I was surprised how close it resided to a restaurant we visited recently Bistrot Bruno Loubet (reviewed here) as I had totally missed it and must have walked past St ALi on the night we visited. Inside the bare wood floors, light bulbs and airy space is a good blend of London-Melbourness.
The place was relatively quiet when I arrived at about 10.30am but within a half hour the line for a table snaked out the door and didn’t let up until we up and left.
They have their own coffee roaster on site which is quite rare for London and I think people have taken a shine and realised they have never seen such a thing in the monstrosities of Costa, Starbucks and the like.
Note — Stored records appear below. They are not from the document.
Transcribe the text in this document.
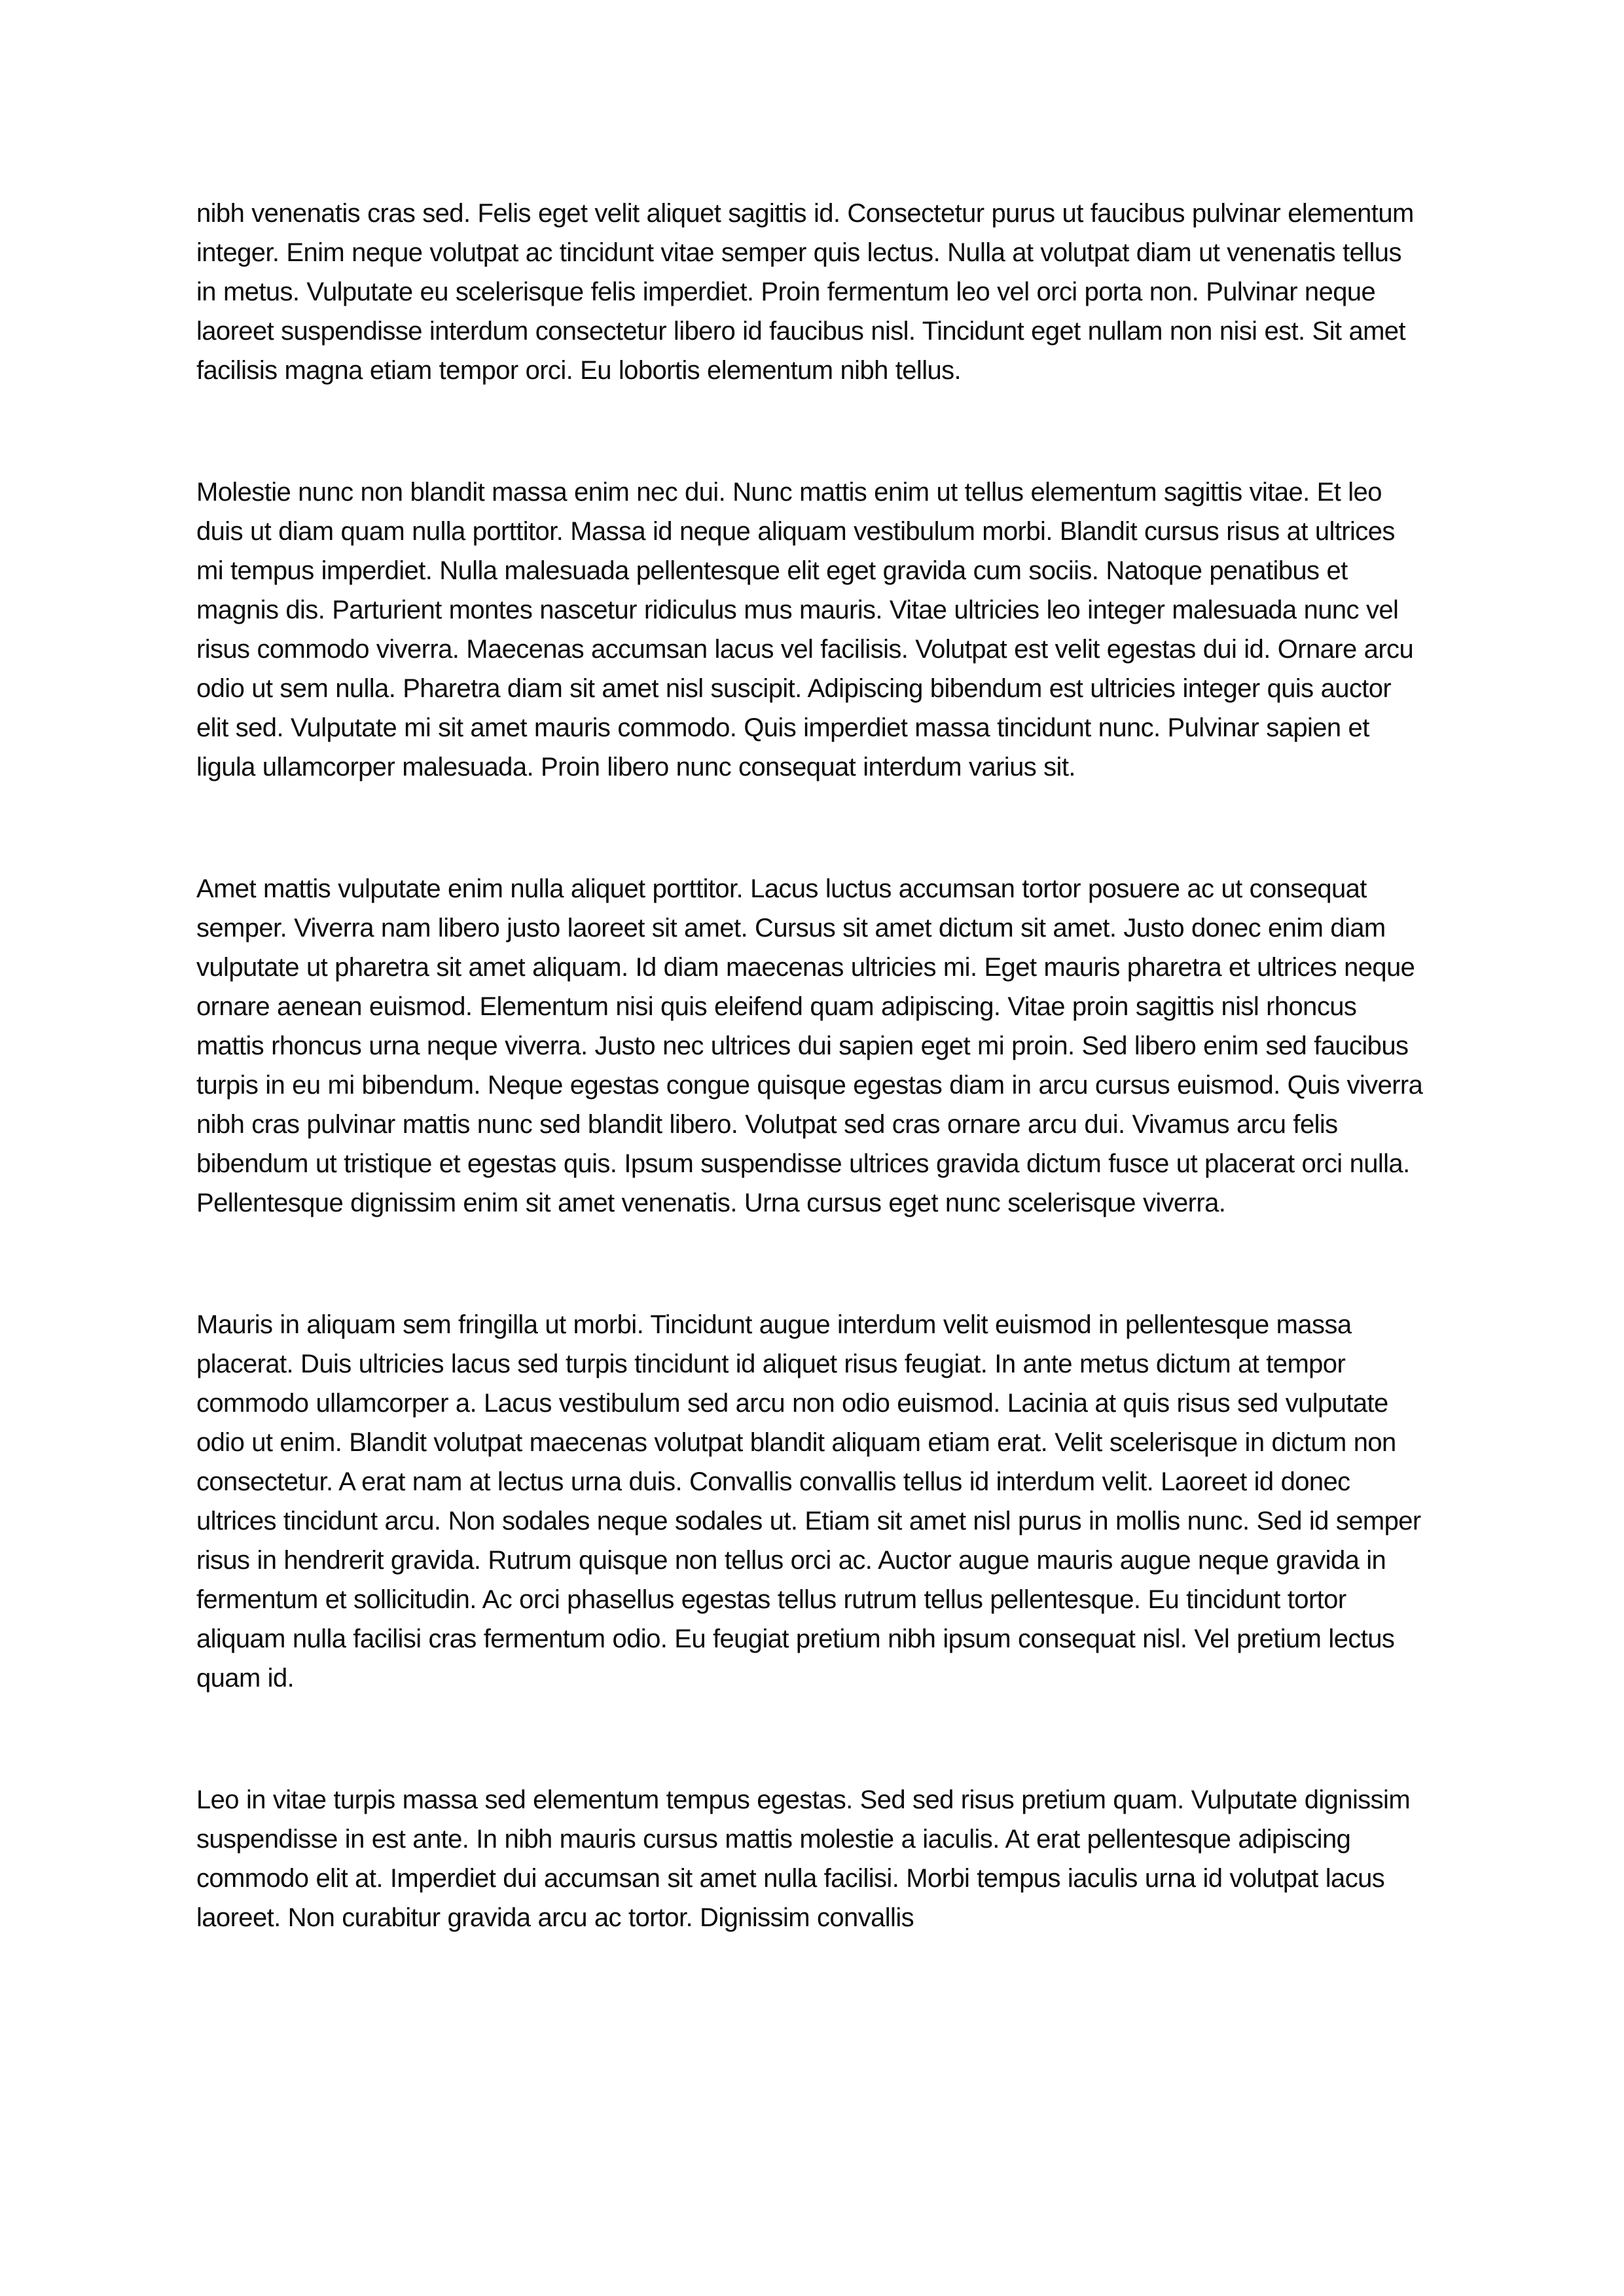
nibh venenatis cras sed. Felis eget velit aliquet sagittis id. Consectetur purus ut faucibus pulvinar elementum integer. Enim neque volutpat ac tincidunt vitae semper quis lectus. Nulla at volutpat diam ut venenatis tellus in metus. Vulputate eu scelerisque felis imperdiet. Proin fermentum leo vel orci porta non. Pulvinar neque laoreet suspendisse interdum consectetur libero id faucibus nisl. Tincidunt eget nullam non nisi est. Sit amet facilisis magna etiam tempor orci. Eu lobortis elementum nibh tellus.

Molestie nunc non blandit massa enim nec dui. Nunc mattis enim ut tellus elementum sagittis vitae. Et leo duis ut diam quam nulla porttitor. Massa id neque aliquam vestibulum morbi. Blandit cursus risus at ultrices mi tempus imperdiet. Nulla malesuada pellentesque elit eget gravida cum sociis. Natoque penatibus et magnis dis. Parturient montes nascetur ridiculus mus mauris. Vitae ultricies leo integer malesuada nunc vel risus commodo viverra. Maecenas accumsan lacus vel facilisis. Volutpat est velit egestas dui id. Ornare arcu odio ut sem nulla. Pharetra diam sit amet nisl suscipit. Adipiscing bibendum est ultricies integer quis auctor elit sed. Vulputate mi sit amet mauris commodo. Quis imperdiet massa tincidunt nunc. Pulvinar sapien et ligula ullamcorper malesuada. Proin libero nunc consequat interdum varius sit.

Amet mattis vulputate enim nulla aliquet porttitor. Lacus luctus accumsan tortor posuere ac ut consequat semper. Viverra nam libero justo laoreet sit amet. Cursus sit amet dictum sit amet. Justo donec enim diam vulputate ut pharetra sit amet aliquam. Id diam maecenas ultricies mi. Eget mauris pharetra et ultrices neque ornare aenean euismod. Elementum nisi quis eleifend quam adipiscing. Vitae proin sagittis nisl rhoncus mattis rhoncus urna neque viverra. Justo nec ultrices dui sapien eget mi proin. Sed libero enim sed faucibus turpis in eu mi bibendum. Neque egestas congue quisque egestas diam in arcu cursus euismod. Quis viverra nibh cras pulvinar mattis nunc sed blandit libero. Volutpat sed cras ornare arcu dui. Vivamus arcu felis bibendum ut tristique et egestas quis. Ipsum suspendisse ultrices gravida dictum fusce ut placerat orci nulla. Pellentesque dignissim enim sit amet venenatis. Urna cursus eget nunc scelerisque viverra.

Mauris in aliquam sem fringilla ut morbi. Tincidunt augue interdum velit euismod in pellentesque massa placerat. Duis ultricies lacus sed turpis tincidunt id aliquet risus feugiat. In ante metus dictum at tempor commodo ullamcorper a. Lacus vestibulum sed arcu non odio euismod. Lacinia at quis risus sed vulputate odio ut enim. Blandit volutpat maecenas volutpat blandit aliquam etiam erat. Velit scelerisque in dictum non consectetur. A erat nam at lectus urna duis. Convallis convallis tellus id interdum velit. Laoreet id donec ultrices tincidunt arcu. Non sodales neque sodales ut. Etiam sit amet nisl purus in mollis nunc. Sed id semper risus in hendrerit gravida. Rutrum quisque non tellus orci ac. Auctor augue mauris augue neque gravida in fermentum et sollicitudin. Ac orci phasellus egestas tellus rutrum tellus pellentesque. Eu tincidunt tortor aliquam nulla facilisi cras fermentum odio. Eu feugiat pretium nibh ipsum consequat nisl. Vel pretium lectus quam id.

Leo in vitae turpis massa sed elementum tempus egestas. Sed sed risus pretium quam. Vulputate dignissim suspendisse in est ante. In nibh mauris cursus mattis molestie a iaculis. At erat pellentesque adipiscing commodo elit at. Imperdiet dui accumsan sit amet nulla facilisi. Morbi tempus iaculis urna id volutpat lacus laoreet. Non curabitur gravida arcu ac tortor. Dignissim convallis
London does food and drink well but where they really shoot themselves in the foot is in the coffee department. There are duds galore and I found myself visiting coffee houses with my ear tuned to see if any of the baristas had an Aussie or NZ accent. If they didn’t I got the hell outta there quick smart. As with out visit to Sensory Lab UK (review here), St ALi didn’t disappoint. A strong cup of coffee, which Londoners are starting to understand better than the Starbucks drivel currently drunk by the masses.
It seems the London outpost does not call the dish well known in Melbourne as My Mexican Cousin as they have done away with the puns to ensure the English understand the menu. And the going rate is for MMC in South Melbourne is $17.50 but you can get the same dish in London for around $12.50 – How crazy is it to think you can get the same dish cheaper in London. I wouldn’t have believed it a few years ago.
Free-range eggs, sourdough and smoked salmon was the first dish to grace the table and for those that tried it all gave a thumbs up.
Brother PhotoMonkey’s first option was completely sold out (Beef Short Ribs) so he was convinced to have the Dexter Burger, Comte, pain-de-mie bun, fried Ratte potatoes and chili mayo. Where the burger shone was in the cheese department – which was from what is arguably the best cheese shop in town (you can see more of the best of Borough Market stalls here).
Knowing St ALi’s extensive menu from back home it was found wanting when it was my time to choose a dish to have. When you compare the two A4 page menu of South Melbourne to the one page of London it became quite difficult as there was no real pork dish other than the one I ordered – Master-stock braised pulled pork ‘tacos’, with Asian slaw, coriander, crispy shallots and chili jam.
I was right to be wary of this dish as the description had striking similarities to infamous tacos of Melbourne (review here). It was a disappointing dish to say the least. There may well have been a generous portion size but it was severely lacking in any type of sauce so it had real moisture issues. The flavours also didn’t light up my taste buds, which surprised me as a coffee house like St ALi comes from an Asian mecca like Melbourne.
As you can see from the menu prices are very reasonable – I draw your attention to a few items – Lobster and coconut soup ($7) – where can you get anything lobster for under $15? Bottles of beer for under $5. And the average cost of a glass of wine for $6.50. So yes – London is cheap people and now is one of the best times to come and have a taste.